Oof. The word that a lot of employers dislike because they believe it comes hand in hand with a salary increase. Believe it or not, not everyone is out there for money. (How mad is that? Are you getting my sarcasm?) Believe it or not, most people love to learn. (That bit isn’t sarcastic…) We get so lost in a world of numbers that we forget that actually…for most people, especially your employees… it isn’t about that. If it was, they would have started their own business already. Of course, PLEASE ensure that the work responsibilities are symbiotic to the work salary. But if an individual wants to learn something new, let them. More often than not, it is beneficial for the company. And you may even come across talents that you didn’t even know were there. Appraisals open doors to many possibilities that, perhaps, you wouldn’t have even talked about.
Everyone wants to be heard and for their feelings to be valued (roll your eyes all you want but again this is true; we are but human). By providing a “formal” platform for your employees to express themselves, it will increase retention of those you want to keep. It gives you the chance to improve the staff who need to improve within their roles. And it also provides the documentation required if an employee isn’t performing effectively.
They say honesty is the best policy. By being open to the feedback that your employees provide about the company processes; particular members of staff (think 360s); and anything else they believe requires improvement; your company will keep evolving. If at any point, you believe nothing within the company needs to change, then I’m afraid you probably need to change quite a lot.

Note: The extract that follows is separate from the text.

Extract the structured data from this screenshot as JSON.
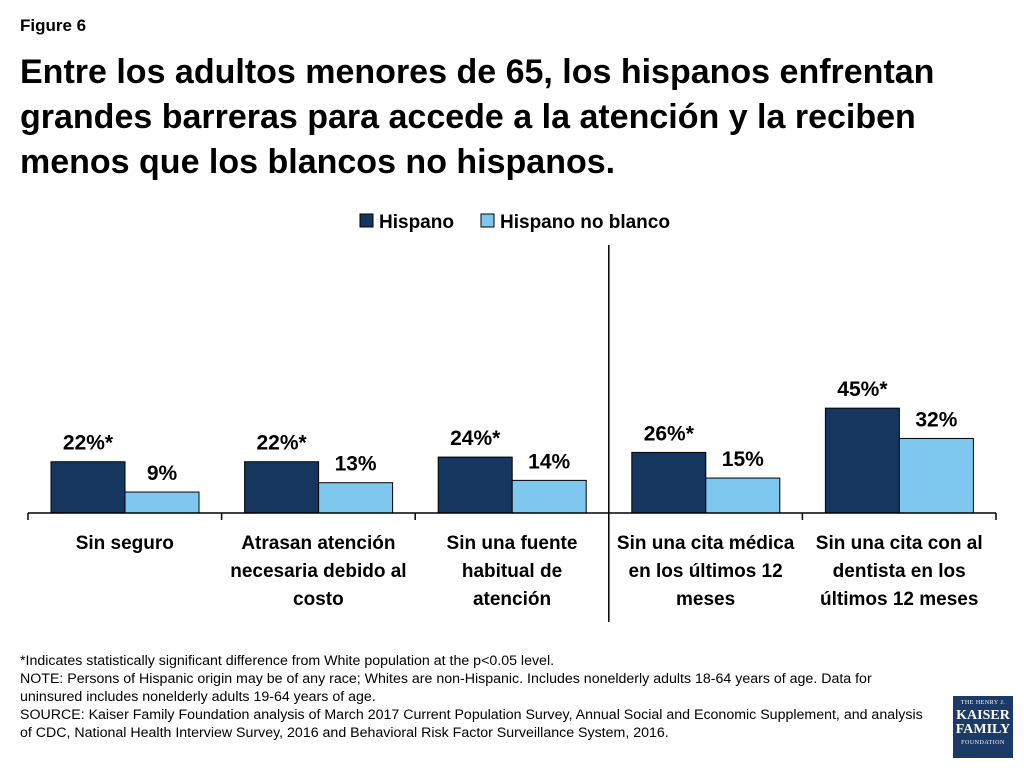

But on the flipside, I’m not saying try to change everything at once either. It’s about balance.
In a nutshell, don’t forget that companies are made up of PEOPLE. And these people are responsible for the SERVICES, which the company provides…which consequently equates to your CLIENTS’ HAPPINESS … which affects the PROFIT AND LOSS figures.
It’s a no-brainer, really.
So, next time you postpone that appraisal or roll your eyes at having to give 360 feedback, think about what that individual can bring to the business, or what that business can bring to the individual. Think about how taking the time out to consider either your own, your employees’ or your colleagues’ development can only be a positive thing in the long run for all parties involved.